A.2 Quelles sont les raisons de la nécessité de sa chute.

C’est principalement dans le Manifeste du Parti Communiste1, de février 1848 que Marx évoque le plus distinctement les raisons du remplacement du système féodal par le système dit « moderne ». Marx parlera rarement de système capitaliste mais de système « moderne ». Nous allons développer plus tard la définition à proprement dite du capitalisme. Effectivement, Marx écrit pendant le processus de changement du système féodal en système capitaliste et donc le système capitaliste apparaît pour lui comme le nouveau système moderne. Ce n’est qu’à partir de 1902 et avec le livre de Sombart, Le Capitalisme Moderne2, que les termes « capitalisme » et « capitaliste » commencent à se répandre.
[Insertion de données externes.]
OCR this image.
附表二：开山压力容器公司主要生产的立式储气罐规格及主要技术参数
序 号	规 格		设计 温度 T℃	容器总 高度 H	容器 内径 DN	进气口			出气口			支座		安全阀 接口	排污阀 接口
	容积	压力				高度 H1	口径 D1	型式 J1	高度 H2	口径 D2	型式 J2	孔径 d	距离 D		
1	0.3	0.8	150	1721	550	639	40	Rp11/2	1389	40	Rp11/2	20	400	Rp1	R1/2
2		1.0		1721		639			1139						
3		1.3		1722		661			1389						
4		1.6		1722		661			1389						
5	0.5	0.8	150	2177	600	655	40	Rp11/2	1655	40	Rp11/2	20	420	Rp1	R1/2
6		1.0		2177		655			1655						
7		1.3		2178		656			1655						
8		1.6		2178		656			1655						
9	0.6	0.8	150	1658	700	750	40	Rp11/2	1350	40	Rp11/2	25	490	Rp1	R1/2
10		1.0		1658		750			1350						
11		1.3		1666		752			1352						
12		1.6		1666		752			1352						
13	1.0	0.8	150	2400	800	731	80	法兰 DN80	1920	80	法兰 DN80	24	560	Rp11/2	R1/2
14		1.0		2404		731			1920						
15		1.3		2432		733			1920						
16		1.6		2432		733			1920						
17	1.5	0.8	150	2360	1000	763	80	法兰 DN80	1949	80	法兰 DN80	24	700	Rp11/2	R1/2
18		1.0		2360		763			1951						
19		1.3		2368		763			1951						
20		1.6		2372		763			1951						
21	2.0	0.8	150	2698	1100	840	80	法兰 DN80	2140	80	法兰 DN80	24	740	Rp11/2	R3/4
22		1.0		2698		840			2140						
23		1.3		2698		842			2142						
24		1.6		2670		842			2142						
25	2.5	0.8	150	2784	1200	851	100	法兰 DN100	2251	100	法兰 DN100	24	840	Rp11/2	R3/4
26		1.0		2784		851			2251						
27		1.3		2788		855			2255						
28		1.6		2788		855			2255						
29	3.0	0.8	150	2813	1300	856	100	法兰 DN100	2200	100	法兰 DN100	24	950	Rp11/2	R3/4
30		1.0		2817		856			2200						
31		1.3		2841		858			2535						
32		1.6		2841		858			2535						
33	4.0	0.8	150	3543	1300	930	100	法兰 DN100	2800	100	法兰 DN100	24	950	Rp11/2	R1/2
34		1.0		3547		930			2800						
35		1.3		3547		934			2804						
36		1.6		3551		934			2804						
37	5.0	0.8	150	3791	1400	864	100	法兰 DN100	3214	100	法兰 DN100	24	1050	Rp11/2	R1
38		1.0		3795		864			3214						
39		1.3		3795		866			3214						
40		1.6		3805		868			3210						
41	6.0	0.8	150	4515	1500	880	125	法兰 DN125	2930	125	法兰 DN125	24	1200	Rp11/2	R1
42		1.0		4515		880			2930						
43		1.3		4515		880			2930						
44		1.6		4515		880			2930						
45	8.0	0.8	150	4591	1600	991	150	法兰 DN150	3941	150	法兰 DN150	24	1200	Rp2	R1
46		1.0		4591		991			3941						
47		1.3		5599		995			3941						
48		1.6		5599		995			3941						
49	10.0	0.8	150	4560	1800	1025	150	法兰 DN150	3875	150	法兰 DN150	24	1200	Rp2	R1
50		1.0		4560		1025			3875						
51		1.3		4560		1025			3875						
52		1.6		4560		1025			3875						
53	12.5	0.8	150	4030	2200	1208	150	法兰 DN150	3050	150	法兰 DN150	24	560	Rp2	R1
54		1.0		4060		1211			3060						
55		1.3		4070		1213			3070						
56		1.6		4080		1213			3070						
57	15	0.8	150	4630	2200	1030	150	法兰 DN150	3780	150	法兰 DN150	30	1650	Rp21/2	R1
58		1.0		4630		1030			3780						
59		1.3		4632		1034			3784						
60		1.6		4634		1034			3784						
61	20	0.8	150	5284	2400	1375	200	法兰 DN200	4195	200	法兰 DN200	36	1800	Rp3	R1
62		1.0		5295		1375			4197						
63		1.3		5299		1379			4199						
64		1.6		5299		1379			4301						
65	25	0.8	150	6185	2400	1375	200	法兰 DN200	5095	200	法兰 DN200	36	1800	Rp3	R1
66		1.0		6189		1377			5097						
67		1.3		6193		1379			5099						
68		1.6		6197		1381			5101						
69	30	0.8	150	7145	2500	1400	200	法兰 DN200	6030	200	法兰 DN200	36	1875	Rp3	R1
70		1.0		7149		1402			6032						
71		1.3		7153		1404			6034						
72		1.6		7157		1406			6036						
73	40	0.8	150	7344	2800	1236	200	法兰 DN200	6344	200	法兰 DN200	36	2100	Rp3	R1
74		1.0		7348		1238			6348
Cependant Marx commencera déjà a y faire référence dans son livre, Le Capital3. Cependant, lorsque Marx parle de système moderne, il fait bien référence à ce que nous appelons aujourd’hui système capitaliste, comme nous allons cesser de le constater. Mais avant cela, voyons les raisons de la chute du système monarchique pour Marx :


« La découverte de l’Amérique, le tour du cap de Bonne-Espérance ont ouvert à la bourgeoisie montante un champ d’action nouveau. Les marchés des Indes Orientales et de la Chine, la colonisation de l’Amérique, le commerce avec les colonies, l’accroissement des moyens d’échange et des marchandises en général ont donné au négoce, à la navigation, à l’industrie un essor qu’ils n’avaient jamais connu et entraîné du même coup le développement rapide de l’élément révolutionnaire de la société féodale chancelante ».

Manifeste du Parti Communiste. Paris. Ed. GF Flammarion. Chap. 1, p.74


Comme nous nous pouvons le voir, la première étape du passage de la société féodale à la société moderne est marquée par le début des grandes découvertes et la prolifération du marchandage. Il faut entendre par « les grandes découvertes », les différentes découvertes géographiques qui marquèrent le monde occidental au XVe et au XVIe siècle. Nous pouvons faire référence entre autre à la découverte de l’Amérique par Christophe Colombe en 1492, mais aussi à la découverte de la route des Indes par les portugais en 1510. Cependant ces grandes découvertes ne sont pas en et pour soi le facteur de la chute du système féodal car le fait de connaître plus profondément le monde n’entre pas en contradiction avec le système féodal. Par ailleurs, nous pouvons remarquer que, selon les historiens, le début des grandes découvertes marque la fin de l’époque féodale. Ce sont bien les grandes découvertes, alliées au commerce mondial, qui sont le facteur de la chute du système « féodal »4. Effectivement, le commerce entre deux pays n’est pas tenu par l’aristocratie mais par les petits bourgeois qui ne sont rien d’autre que des commerçants. Ces petits bourgeois, par le biais du commerce, sont devenus alors de « grands » bourgeois qui ont eu de plus en plus de pouvoir sur la scène politique. Grâce à ces découvertes, Ils pouvaient rivaliser en richesse et donc en pouvoir avec les petits aristocrates, puis avec les aristocrates puissants. Cependant, nous devons noter que l’enrichissement de la bourgeoisie s’est fait sur plusieurs années. Le commerce avec les nouveaux pays a donc permis à la bourgeoisie de prendre une place de pouvoir dans le système « féodal » mais de façon progressive. Nous voyons ici se profiler alors pourquoi la bourgeoisie est amenée à renverser nécessairement le système féodal et c’est pourquoi Marx parle des grandes découvertes comme étant l’élément révolutionnaire. Mais à ce moment précis de l’Histoire, le développement de la classe bourgeoise et le système féodal ne sont pas en contradiction et peuvent vivre encore en harmonie. Mais surtout la bourgeoisie n’a pas encore le pouvoir de renverser la monarchie. Il faut effectivement attendre 200ans pour voir se réaliser le processus que je viens de d’écrire.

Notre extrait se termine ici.